Jan Mosinski, a ruling party lawmaker, said it was very good that the publishing company would be controlled by the Polish state, arguing the news produced by the German owner meant that readers in small towns were "subjected to a narrative that was often inappropriate.”

“It is good that now it will be possible to provide information on Poland and explain the directions of the government’s activities,” he said, saying that goes for the current government and any that follow.

Critics of the party, Law and Justice, however, fear that the change in ownership will make it all the more difficult for any other government to be elected.

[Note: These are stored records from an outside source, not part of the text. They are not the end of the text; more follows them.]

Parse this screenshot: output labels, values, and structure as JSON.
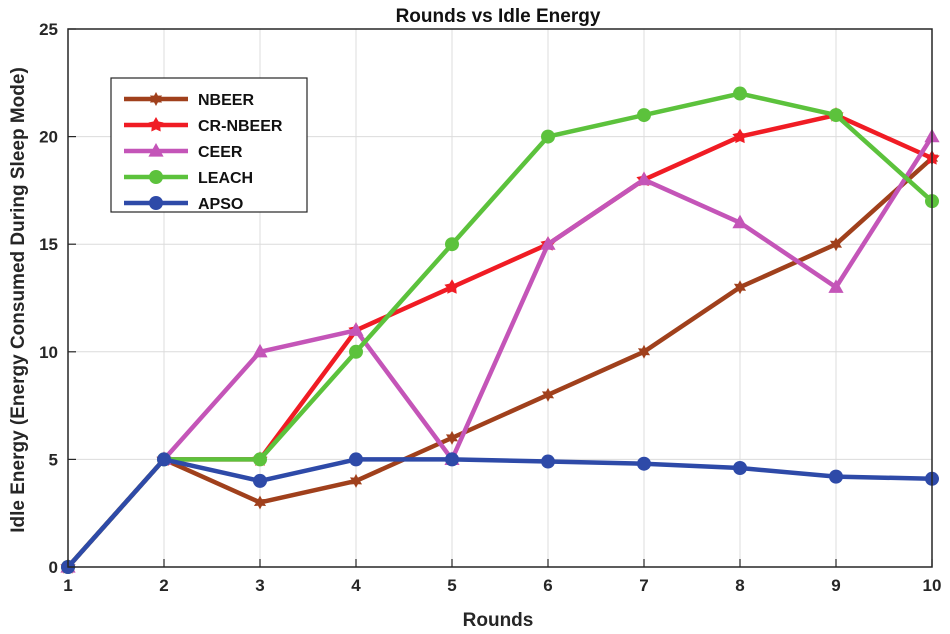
{
  "chart_data": {
    "type": "line",
    "title": "Rounds vs Idle Energy",
    "xlabel": "Rounds",
    "ylabel": "Idle Energy (Energy Consumed During Sleep Mode)",
    "x": [
      1,
      2,
      3,
      4,
      5,
      6,
      7,
      8,
      9,
      10
    ],
    "xlim": [
      1,
      10
    ],
    "ylim": [
      0,
      25
    ],
    "xticks": [
      "1",
      "2",
      "3",
      "4",
      "5",
      "6",
      "7",
      "8",
      "9",
      "10"
    ],
    "yticks": [
      "0",
      "5",
      "10",
      "15",
      "20",
      "25"
    ],
    "grid": true,
    "legend_position": "top-left",
    "series": [
      {
        "name": "NBEER",
        "color": "#a0401c",
        "marker": "hexagram",
        "values": [
          0,
          5,
          3,
          4,
          6,
          8,
          10,
          13,
          15,
          19
        ]
      },
      {
        "name": "CR-NBEER",
        "color": "#f01c24",
        "marker": "star",
        "values": [
          0,
          5,
          5,
          11,
          13,
          15,
          18,
          20,
          21,
          19
        ]
      },
      {
        "name": "CEER",
        "color": "#c455b8",
        "marker": "triangle",
        "values": [
          0,
          5,
          10,
          11,
          5,
          15,
          18,
          16,
          13,
          20
        ]
      },
      {
        "name": "LEACH",
        "color": "#5cc23c",
        "marker": "circle",
        "values": [
          0,
          5,
          5,
          10,
          15,
          20,
          21,
          22,
          21,
          17
        ]
      },
      {
        "name": "APSO",
        "color": "#2e4aa8",
        "marker": "circle",
        "values": [
          0,
          5,
          4,
          5,
          5,
          4.9,
          4.8,
          4.6,
          4.2,
          4.1
        ]
      }
    ]
  }
}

They see it as a major blow to media freedom after the party has already transformed state TV, radio and other publicly owned media into party mouthpieces used to praise the government and denigrate its opponents.

Since Kaczynski's party won power in 2015, it has spoken of wanting to “re-Polonize,” meaning nationalize many of the foreign-own media companies.

To date, Poland's private media sphere has been varied and dynamic. Government critics fear that Orlen's takeover of the media group, which had been rumoured for months, would move Poland closer to a Hungary-style media landscape. There, Prime Minister Viktor Orban has gained near-total control over the media as private outlets have either folded or come under the control of Orban allies.

“This is a historic moment and, unfortunately, it shows that the authorities decided to take steps similar to those that we could previously observe in Hungary under Viktor Orban,” the human rights commissioner, Adam Bodnar, said in an interview with the Wirtualna Polska portal.

Other independent media companies that will still be standing after the buyout include Gazeta Wyborcza and Rzeczpospolita, the country's leading dailies.

Polska Press's publications mostly serve Polish regions outside of the big cities, a largely conservative electorate that has traditionally supported Law and Justice's vision. Those voters will be crucial in future elections, especially after the abortion ruling has led hundreds of thousands of Poles to protest in past weeks.

Law and Justice has since 2015 been in conflict with the European Union over changes to the judiciary which have given the party greater control over the courts, and created concerns over democratic backsliding.

Polska Press owns more than 20 regional dailies, nearly 120 regional weeklies and many internet portals, reaching an estimated 17.4 million readers in the central European nation of 38 million people.